Есаул не ответил. Забухав, он почти до макушки сполз под тулуп. Переждав кашель, отхлебнул питья. Дождался, пока болезнь еще раз отпустит. Мысли его скакнули.
— В Чесноковское-то, по осени, поди ж, топнете?
— Как отдождит — только хрюкай! Только свиням, понимай, в радость, а нам в привычку, — казаки заулыбались. Попервой они смущались присутствием начальства, но, видя лояльность, потихоньку распускали себя.
— Так, по новому житью, грязь и повытравили б!
— Сказали, — уже вовсю веселились чесноковцы. — Куды ж ее? Она, чать, от бога. Ему рази цыкнешь: перестань ненастить!
— Проройте канавы где нужно. Откосы дерном оденьте. Против ворот мостки…

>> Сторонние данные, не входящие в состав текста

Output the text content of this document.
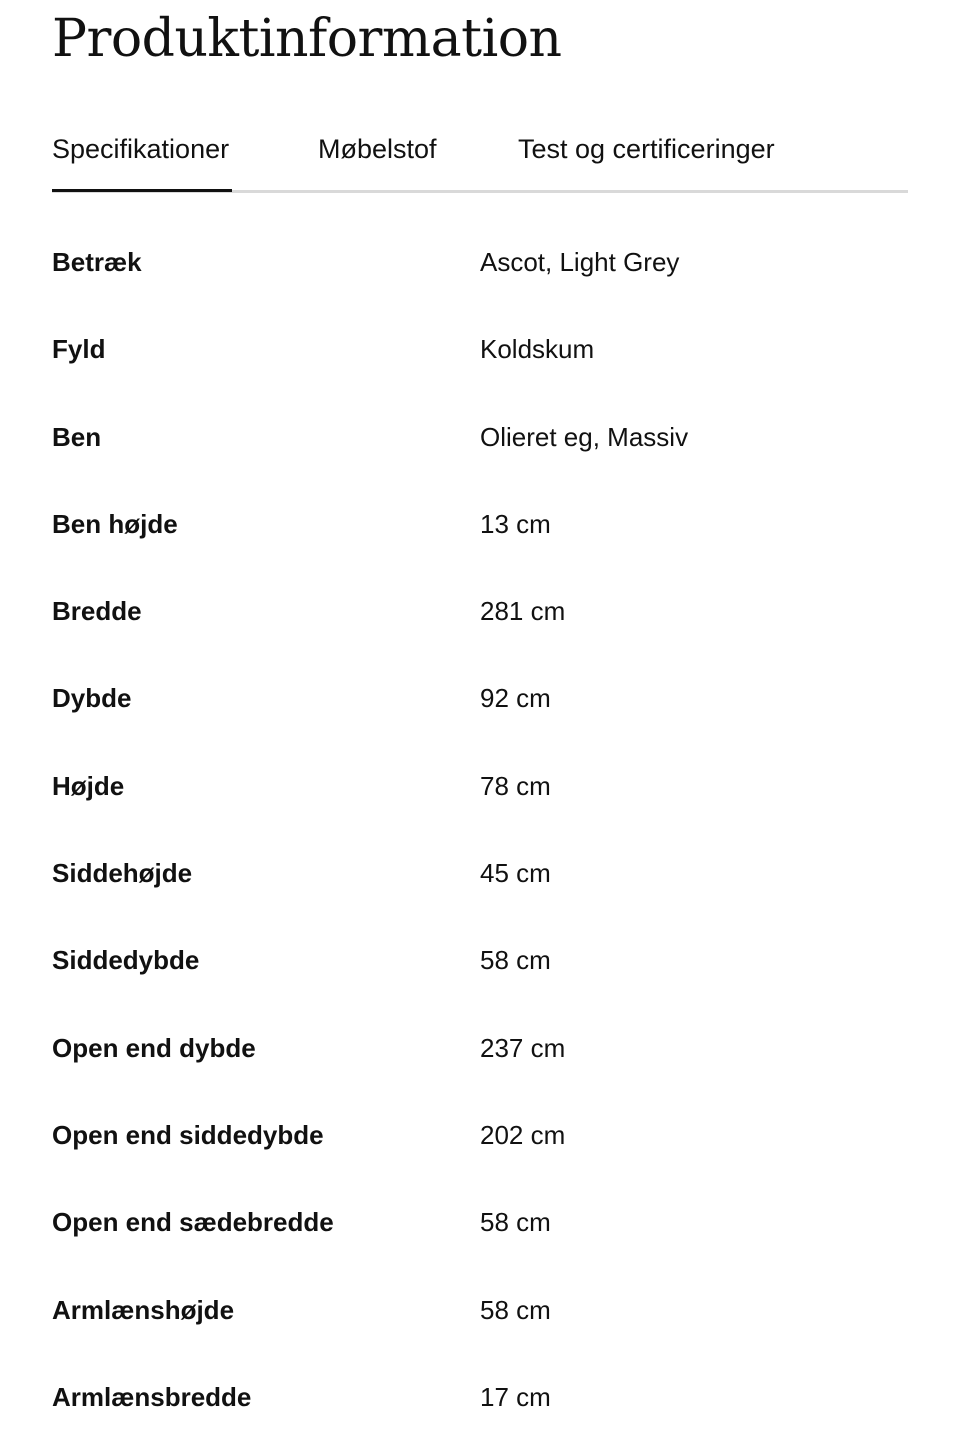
Produktinformation
Specifikationer	Møbelstof	Test og certificeringer
Betræk	Ascot, Light Grey
Fyld	Koldskum
Ben	Olieret eg, Massiv
Ben højde	13 cm
Bredde	281 cm
Dybde	92 cm
Højde	78 cm
Siddehøjde	45 cm
Siddedybde	58 cm
Open end dybde	237 cm
Open end siddedybde	202 cm
Open end sædebredde	58 cm
Armlænshøjde	58 cm
Armlænsbredde	17 cm
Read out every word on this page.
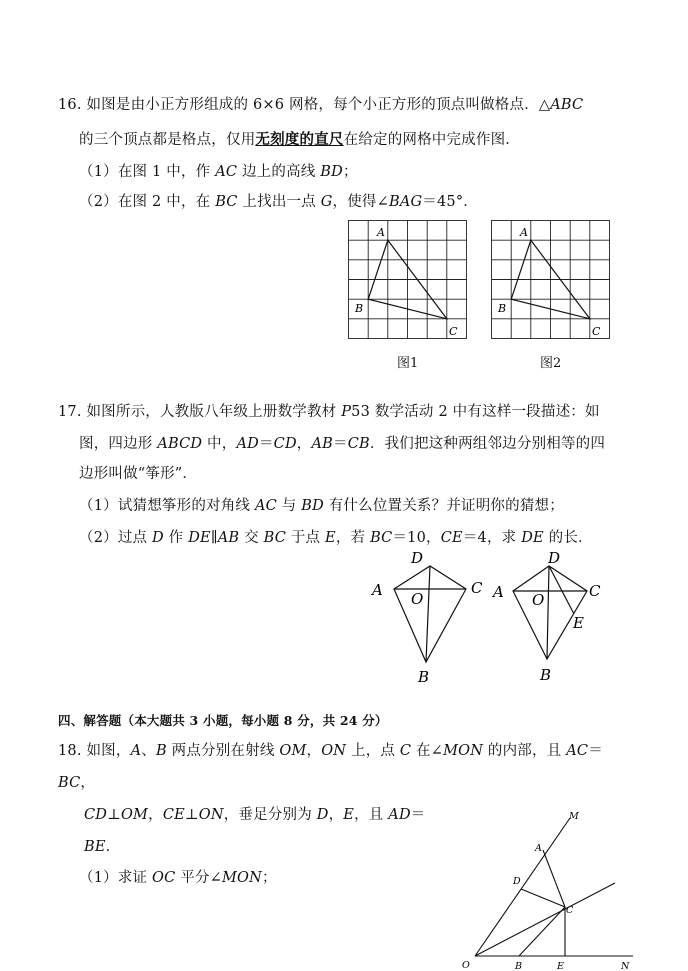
16. 如图是由小正方形组成的 6×6 网格，每个小正方形的顶点叫做格点．△ABC
的三个顶点都是格点，仅用无刻度的直尺在给定的网格中完成作图．
（1）在图 1 中，作 AC 边上的高线 BD；
（2）在图 2 中，在 BC 上找出一点 G，使得∠BAG＝45°．
A
B
C
图1
A
B
C
图2
17. 如图所示，人教版八年级上册数学教材 P53 数学活动 2 中有这样一段描述：如
图，四边形 ABCD 中，AD＝CD，AB＝CB．我们把这种两组邻边分别相等的四
边形叫做“筝形”．
（1）试猜想筝形的对角线 AC 与 BD 有什么位置关系？并证明你的猜想；
（2）过点 D 作 DE∥AB 交 BC 于点 E，若 BC＝10，CE＝4，求 DE 的长．
D
A	C
O
B
D
A	C
O
E
B
四、解答题（本大题共 3 小题，每小题 8 分，共 24 分）
18. 如图，A、B 两点分别在射线 OM，ON 上，点 C 在∠MON 的内部，且 AC＝
BC，
CD⊥OM，CE⊥ON，垂足分别为 D，E，且 AD＝
BE．
（1）求证 OC 平分∠MON；
M
A
D
C
O	B	E	N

Давно Кирилл перебрался на свою подстилку. И хотя лес вальнули днями, а с утра взялись лишь вывезти бревна, пока не запорошило, не вморозило их, промерзнуть все ж довелось. Покамест проколотились, дорубая сучья да вытягивая руки, растаскивали тяжеленные стволы, укладывая по дровням. Теперь, за спинами казаков, Кирилл дремал, не особенно вникая в глагольствования есаула. Мысли ускользали, словно по ходам, выеденным короедом в трухлявом полене: беспорядочно пересекались, а то и на нет стихали в полусне. Желания пустить корень на новоустраиваемом форпосте, что собственно и было медом, на который липли к есаулу казаки, у него не было. Напротив, в душе он и не покидал Чесноковки. Так бы и полетел в родимую станицу!

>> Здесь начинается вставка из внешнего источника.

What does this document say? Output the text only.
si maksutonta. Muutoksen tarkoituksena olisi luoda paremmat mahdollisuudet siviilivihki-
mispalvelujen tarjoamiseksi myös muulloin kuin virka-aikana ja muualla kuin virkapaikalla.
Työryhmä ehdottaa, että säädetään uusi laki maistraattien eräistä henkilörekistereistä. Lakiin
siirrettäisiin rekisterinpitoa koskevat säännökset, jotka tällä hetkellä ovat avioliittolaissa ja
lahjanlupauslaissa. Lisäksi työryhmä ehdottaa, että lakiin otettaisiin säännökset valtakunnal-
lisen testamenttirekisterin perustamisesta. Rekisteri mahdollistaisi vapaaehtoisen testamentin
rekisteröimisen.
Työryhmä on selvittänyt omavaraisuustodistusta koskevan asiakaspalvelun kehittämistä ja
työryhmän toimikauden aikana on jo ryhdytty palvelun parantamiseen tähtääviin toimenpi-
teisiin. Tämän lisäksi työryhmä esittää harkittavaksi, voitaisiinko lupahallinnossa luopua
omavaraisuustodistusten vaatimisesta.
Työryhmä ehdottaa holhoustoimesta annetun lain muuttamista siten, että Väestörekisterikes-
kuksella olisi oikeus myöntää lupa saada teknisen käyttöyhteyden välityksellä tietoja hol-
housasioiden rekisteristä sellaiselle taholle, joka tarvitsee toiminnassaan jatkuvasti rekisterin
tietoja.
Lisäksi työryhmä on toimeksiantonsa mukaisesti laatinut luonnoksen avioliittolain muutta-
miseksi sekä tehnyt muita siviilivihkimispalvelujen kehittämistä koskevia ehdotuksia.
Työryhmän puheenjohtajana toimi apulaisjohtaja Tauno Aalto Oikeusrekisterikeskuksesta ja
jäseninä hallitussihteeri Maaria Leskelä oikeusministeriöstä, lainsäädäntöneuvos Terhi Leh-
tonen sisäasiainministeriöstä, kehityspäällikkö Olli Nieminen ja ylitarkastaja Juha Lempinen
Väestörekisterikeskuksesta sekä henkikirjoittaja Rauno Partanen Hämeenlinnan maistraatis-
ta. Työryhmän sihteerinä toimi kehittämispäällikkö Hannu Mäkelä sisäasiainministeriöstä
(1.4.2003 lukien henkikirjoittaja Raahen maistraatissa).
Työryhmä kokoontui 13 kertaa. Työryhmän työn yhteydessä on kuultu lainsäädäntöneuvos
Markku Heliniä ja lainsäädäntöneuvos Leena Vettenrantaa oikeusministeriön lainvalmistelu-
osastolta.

Засыпая, Кирилл поворочался, уплотняя бедром комочки свалявшегося тюфяка. Поджал ноги. Из-за вьюги топили слабо, боясь, задует дым обратно. И без того кругом угарно покашливали.
4
Когда старший из Колокольцевых, Матвей, изъявил на спросе согласие в числе пятидесяти семейств завести дом на Новоилецкой линии, решение его домочадцами, разумеется, не обсуждалось. И жили с тех пор Колокольцевы на сундуках. Сначала просили в Буранный половинный отряд, но не изволило начальство, посчитав за благо перевесть на Изобильный.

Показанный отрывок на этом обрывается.